I had my own reptilian moment the other day. As many of you know, my dreamy boyfriend and I play trivia obsessively at different local bars. One Tuesday, after working my job at the Curves’ in our town, I was tired, hungry, and very thirsty.

When I met up at the bustling newest location, I flagged down a waiter, who asked what I was drinking. I said, “just a water.” He promptly put down a beer.

I sat there, confused for a while, wondering if my boyfriend had perhaps ordered it for himself [I don’t drink]. So I asked him, he said no.

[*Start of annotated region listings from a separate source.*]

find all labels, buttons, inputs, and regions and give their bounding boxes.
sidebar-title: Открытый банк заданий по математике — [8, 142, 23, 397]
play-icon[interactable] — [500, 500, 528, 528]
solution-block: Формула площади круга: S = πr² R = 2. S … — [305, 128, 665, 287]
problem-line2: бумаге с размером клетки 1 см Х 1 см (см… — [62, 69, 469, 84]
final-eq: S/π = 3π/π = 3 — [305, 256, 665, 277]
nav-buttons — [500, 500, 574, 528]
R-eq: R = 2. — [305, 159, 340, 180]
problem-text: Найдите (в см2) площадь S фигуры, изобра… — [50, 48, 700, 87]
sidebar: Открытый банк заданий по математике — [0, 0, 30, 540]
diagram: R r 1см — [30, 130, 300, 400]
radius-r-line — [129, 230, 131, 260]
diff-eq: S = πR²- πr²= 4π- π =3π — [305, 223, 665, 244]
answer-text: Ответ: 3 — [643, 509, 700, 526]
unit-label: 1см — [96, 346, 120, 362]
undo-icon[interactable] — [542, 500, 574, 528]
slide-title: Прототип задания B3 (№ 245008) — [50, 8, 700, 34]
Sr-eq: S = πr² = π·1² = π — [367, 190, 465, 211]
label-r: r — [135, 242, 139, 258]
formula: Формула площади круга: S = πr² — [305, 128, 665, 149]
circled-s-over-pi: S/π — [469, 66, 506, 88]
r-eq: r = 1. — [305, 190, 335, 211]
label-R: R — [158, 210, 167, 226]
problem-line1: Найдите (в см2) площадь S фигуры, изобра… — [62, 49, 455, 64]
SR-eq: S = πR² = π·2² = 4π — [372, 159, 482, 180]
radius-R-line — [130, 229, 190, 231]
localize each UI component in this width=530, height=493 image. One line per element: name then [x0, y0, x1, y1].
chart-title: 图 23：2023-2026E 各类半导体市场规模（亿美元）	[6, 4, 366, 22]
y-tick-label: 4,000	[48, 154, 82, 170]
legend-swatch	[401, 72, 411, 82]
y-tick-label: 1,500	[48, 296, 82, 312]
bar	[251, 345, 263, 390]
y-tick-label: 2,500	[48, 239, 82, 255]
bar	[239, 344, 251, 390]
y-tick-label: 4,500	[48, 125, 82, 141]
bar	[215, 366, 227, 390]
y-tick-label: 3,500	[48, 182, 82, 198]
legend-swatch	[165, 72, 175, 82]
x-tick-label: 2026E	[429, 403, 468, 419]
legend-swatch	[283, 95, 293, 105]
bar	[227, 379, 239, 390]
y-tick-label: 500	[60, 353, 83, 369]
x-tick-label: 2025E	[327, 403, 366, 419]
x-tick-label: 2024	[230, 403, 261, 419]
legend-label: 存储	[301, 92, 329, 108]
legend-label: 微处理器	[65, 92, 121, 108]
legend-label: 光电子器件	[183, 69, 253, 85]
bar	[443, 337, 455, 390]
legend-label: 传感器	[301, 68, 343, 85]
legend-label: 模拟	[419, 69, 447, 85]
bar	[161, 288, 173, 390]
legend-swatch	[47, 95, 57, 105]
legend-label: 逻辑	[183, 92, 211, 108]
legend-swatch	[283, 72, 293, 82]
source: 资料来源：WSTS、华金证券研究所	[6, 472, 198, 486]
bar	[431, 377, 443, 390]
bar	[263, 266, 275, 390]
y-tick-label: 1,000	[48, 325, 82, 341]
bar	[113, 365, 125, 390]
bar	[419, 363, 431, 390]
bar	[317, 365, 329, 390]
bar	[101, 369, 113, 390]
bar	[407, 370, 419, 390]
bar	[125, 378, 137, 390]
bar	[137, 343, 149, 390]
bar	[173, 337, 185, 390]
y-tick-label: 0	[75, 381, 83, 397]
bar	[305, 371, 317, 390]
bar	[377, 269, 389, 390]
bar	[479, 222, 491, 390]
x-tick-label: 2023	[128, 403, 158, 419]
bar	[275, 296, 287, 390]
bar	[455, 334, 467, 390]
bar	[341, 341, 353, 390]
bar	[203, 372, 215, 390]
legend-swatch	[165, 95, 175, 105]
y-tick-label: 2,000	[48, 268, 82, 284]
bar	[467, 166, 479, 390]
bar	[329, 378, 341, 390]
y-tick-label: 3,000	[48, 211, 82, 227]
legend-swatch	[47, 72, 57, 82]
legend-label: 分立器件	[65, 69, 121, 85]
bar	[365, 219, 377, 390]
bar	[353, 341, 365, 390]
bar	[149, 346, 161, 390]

I, then, spent the next 10 minutes trying to find my waiter, who had disappeared, it seemed. By then I was desperate [not to mention cranky], so I stopped the next waitress that I saw.

“I asked the waiter for a water, and he gave me this, and I’m pretty sure this isn’t water,” I said, snidely.

She went to get my water. As she placed it down, she said, “He thought you said Sweetwater. He doesn’t hear too well,” and moved on to the next customer.

“Oh,” I said, as my parched throat and empty stomach gave way to shame and embarrassment.

My boyfriend said, “I wouldn’t be so snotty with someone who handles my food.” The food part aside, I don’t really want to be a jerk to anyone.

The next time she came by, I apologized, saying, “I really didn’t mean to be snotty, I was just confused.”

She kind of shrugged and said it was fine. However, whenever we come back, and she asks me if I want my water, I feel a tinge of shame.